A student determined the calorimeter constant of the calorimeter. The student added 50.00 mL of cold water to 50.00 mK of heated , distilled water in a styrofoam cup. The initial temp of the cold water was 21,00C and the hot water, 29.15C. The maximum temp pf the mixture was found to be 24.81C. Assume the density of water is 1.00g mL-1 and the specific heats is 4.184 J g-1 K-1

1) Determine the temp change for the hot water and cold water.

[Mass cold water x specific herat x (Tfinal-Tinitial)] + [mass hot water x specific heat x (Tfinal-Tinitial)]

Calculate Tfinal.
Then subtract Tfinal-24.81 to obtain delta T.

To determine the temperature change for the hot and cold water, you need to calculate the difference between the initial and final temperatures.

Given:
Initial temperature of the cold water (T1) = 21.00°C
Initial temperature of the hot water (T2) = 29.15°C
Maximum temperature of the mixture (Tf) = 24.81°C

For the cold water:
Temperature change (ΔT1) = Tf - T1

For the hot water:
Temperature change (ΔT2) = Tf - T2

Let's calculate the temperature changes for both:

ΔT1 = 24.81°C - 21.00°C
ΔT1 = 3.81°C

ΔT2 = 24.81°C - 29.15°C
ΔT2 = -4.34°C

Note that the temperature change for the hot water is negative because it lost heat to the cold water during the mixing process.

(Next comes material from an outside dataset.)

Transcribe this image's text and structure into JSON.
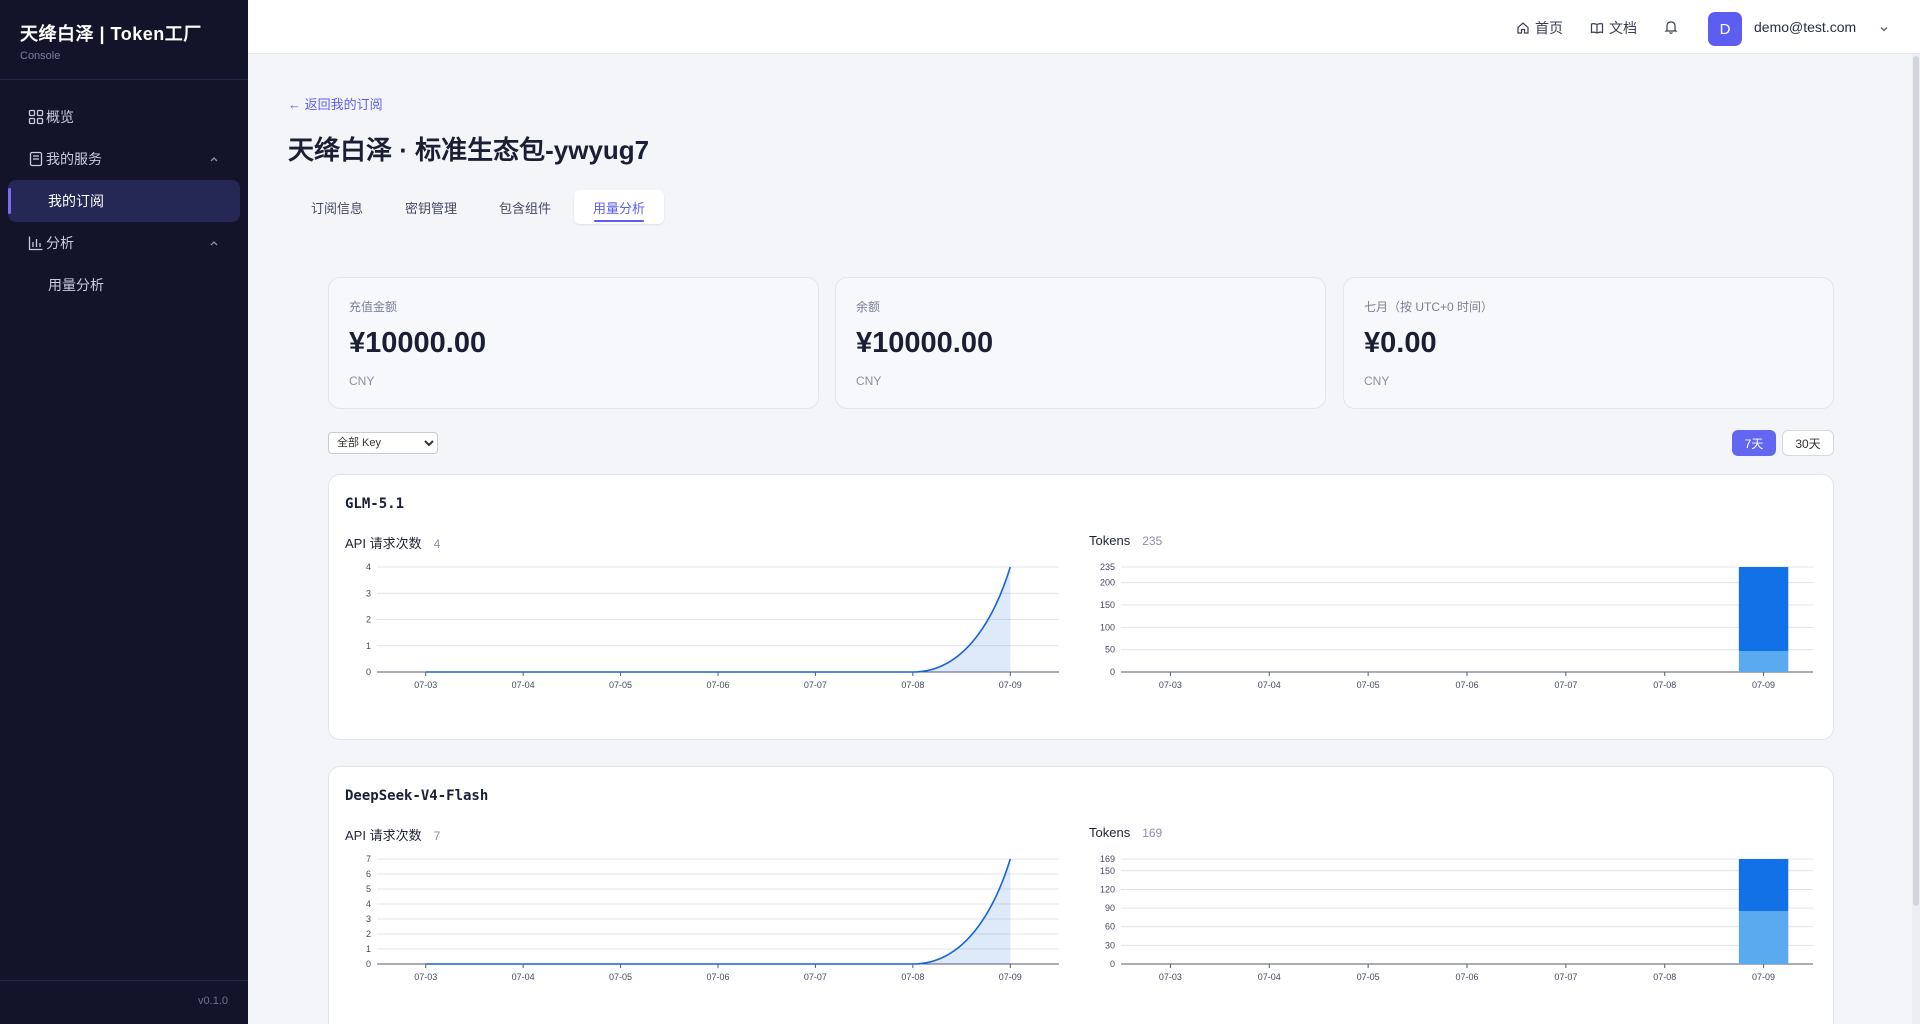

To determine the temperature change for the hot water and cold water, you need to calculate the difference between the initial and final temperatures for each.

For the hot water:

Temperature change = final temperature - initial temperature
Temperature change = 24.81°C - 29.15°C

For the cold water:

Temperature change = final temperature - initial temperature
Temperature change = 24.81°C - 21.00°C

Now let's calculate the temperature changes:

For the hot water:
Temperature change = 24.81°C - 29.15°C
Temperature change = -4.34°C

For the cold water:
Temperature change = 24.81°C - 21.00°C
Temperature change = 3.81°C

So, the temperature change for the hot water is -4.34°C, and the temperature change for the cold water is 3.81°C.